Janela Poética I

Bruno Oggione

 

Foto: Fátima Soll

 

O SAL DOS TINTEIROS

 

atrás dessas máquinas,
nas folhas, no papel,
desenhei, iluminado à nome,
a física do mundo.

há luas, há sóis
atrás dessas máquinas.
dias sem imobilidade,
flores brancas.

atrás dessas máquinas
desabrochou a noite morta
a consumir as linhas
do dia germinado.

há palavras sujas
atrás dessas máquinas,
fixando ao sonho
extintas ideias.

atrás dessas máquinas
circulei a emoção sanguínea
de poetas fantasmáticos,
monstruosos, aquáticos.

atrás dessas máquinas…
bichos mais densos
lutam. sou lápis (e carvão),
dentro do branco pouso,
pouso salgados gestos,
pouso o sal dos tinteiros.

 

 

 

***

 

 

 

a passagem das tardes
deita
no vazio da hora

pouso solene
brilho
de uma ardência concentrada

nudez
vista
numa mesa
antiga

no espelho aceso
navego ao silêncio súbito

 

 

 

***

 

 

 

PALAVRA

 

a nudez.
a nudez no tempo.
o rugido tão vulcânico como a nudez.

arremessávamos
fetos,
cruzamos a cratera, procriamos
a cópia que renascia do milagre:
palavra.

palavra – uma cópia do silêncio
o rugido no rugido
iça
anti-seres.

vaidade.
a lua de mar a mar
se afoga.

uma cópia ainda, assim, e as imagens
flutuam no tempo primordial.

 

 

 

***

 

 

 

entre o mapa indecifrável e inabitável
um homem surdo navega.
tateia uma zona nebulosa
feita de tremor e de silêncio…

o seu frescor ardente espaça
atrás de si os astros e os palmares.
este o ilumina, este outro o escreve…
visível a tais surgimentos,

brilhosa a costa em clamor inavegável,
sabiamente ele navega.
tateia uma zona nebulosa,
feita de tremor e de silêncio…

 

 

 

***

 

 

 

A ESPADA

 

os esquecidos vibram no regresso dos enigmas
abertamente.
e eu naveguei do meu espelho
os segredos mais milenares.
o meu sono movimenta meu corpo
em todas as noites que voguei.

dentro da sombra
no fio ácido do rosto
finjo-me marinheiro.
dos olhos das lendas
surge o rumor das águas,
incertas como um sêmen de inseto.
sei que depois quando me erguer
escutarei a espada da insônia
abrir salgada a crônica das medusas.

 

 

 

***

 

 

 

O DOM DO SILÊNCIO

 

o silêncio termina
onde o silêncio começa:
à margem do paraíso
uma súbita brisa de velas
comanda naus

e contudo o silêncio termina
e o sorriso grisalho
se curva sobre
a flâmula luciferina –
no horizonte onde o silêncio começa

coração de ideias: o silêncio termina
mansa tela cancerígena
exigindo as cores da arte –
no horizonte onde o silêncio começa

branca praia e mar albino
laborando ideias –
no silêncio onde o horizonte começa

 

 

 

***

 

 

 

O CÁ FORA E O LÁ DENTRO

 

a liberdade emerge no jogo silencioso sonhado pela alma
e transparece perigoso no fundo surdo do mar.
entre o cá fora e o lá dentro, no dia liso que os sufoca,
súbitos desastres cantam.

 

Bruno Oggione nasceu em 1990 na cidade do Rio de Janeiro.

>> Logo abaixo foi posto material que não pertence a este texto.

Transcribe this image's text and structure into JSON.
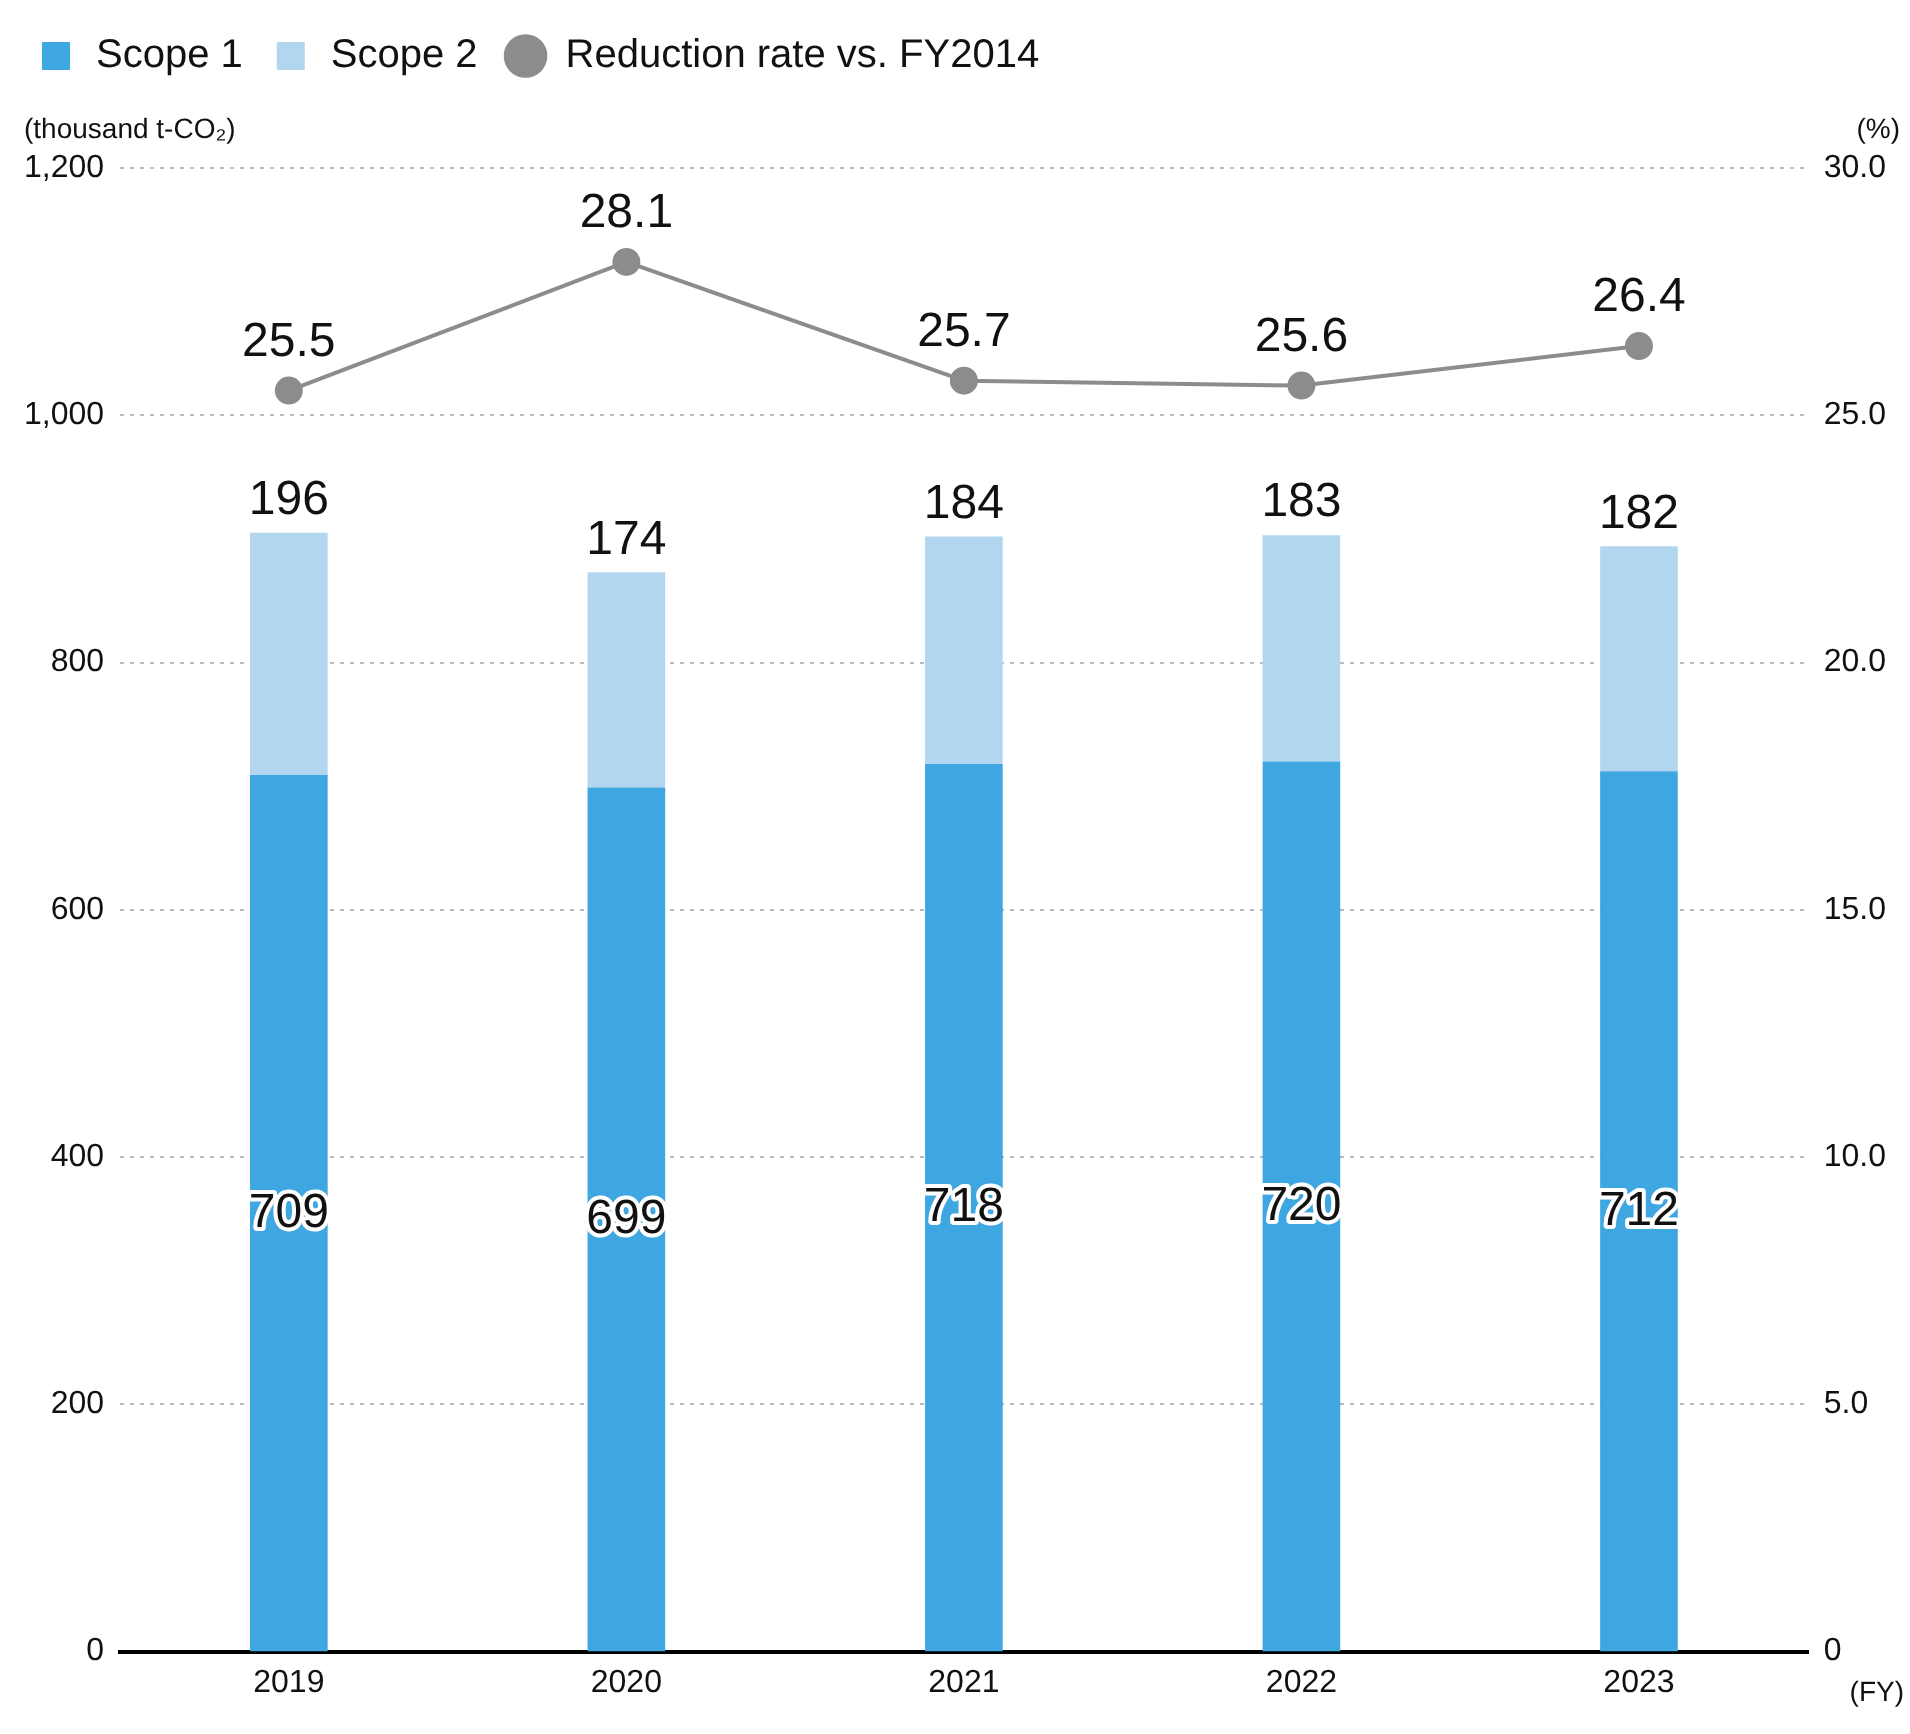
{
  "chart_data": {
    "type": "bar",
    "stacked": true,
    "categories": [
      "2019",
      "2020",
      "2021",
      "2022",
      "2023"
    ],
    "series": [
      {
        "name": "Scope 1",
        "color": "#3ea6e0",
        "values": [
          709,
          699,
          718,
          720,
          712
        ]
      },
      {
        "name": "Scope 2",
        "color": "#b3d6f0",
        "values": [
          196,
          174,
          184,
          183,
          182
        ]
      },
      {
        "name": "Reduction rate vs. FY2014",
        "type": "line",
        "axis": "y2",
        "color": "#8c8c8c",
        "values": [
          25.5,
          28.1,
          25.7,
          25.6,
          26.4
        ]
      }
    ],
    "ylabel": "(thousand t-CO₂)",
    "y2label": "(%)",
    "xlabel": "(FY)",
    "ylim": [
      0,
      1200
    ],
    "yticks": [
      0,
      200,
      400,
      600,
      800,
      {
        "value": 1000,
        "label": "1,000"
      },
      {
        "value": 1200,
        "label": "1,200"
      }
    ],
    "y2lim": [
      0,
      30
    ],
    "y2ticks": [
      0,
      {
        "value": 5,
        "label": "5.0"
      },
      {
        "value": 10,
        "label": "10.0"
      },
      {
        "value": 15,
        "label": "15.0"
      },
      {
        "value": 20,
        "label": "20.0"
      },
      {
        "value": 25,
        "label": "25.0"
      },
      {
        "value": 30,
        "label": "30.0"
      }
    ],
    "grid": "y",
    "legend": "top left",
    "marker": "circle",
    "line_style": "solid",
    "data_labels": true
  }
}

É graduado em Letras (UERJ), mestre em Literatura Portuguesa (UERJ) e doutorando em Literatura Portuguesa (UERJ). Autor dos livros “Mãos de Ninguém” (pequenas astúcias) (Editora Morandi) e “Velas Pandas, andas… – Ode Marítima e Os Lusíadas” (Folio Digital, no prelo). Tem poemas publicados nas revistas Mallarmargens e Aboio.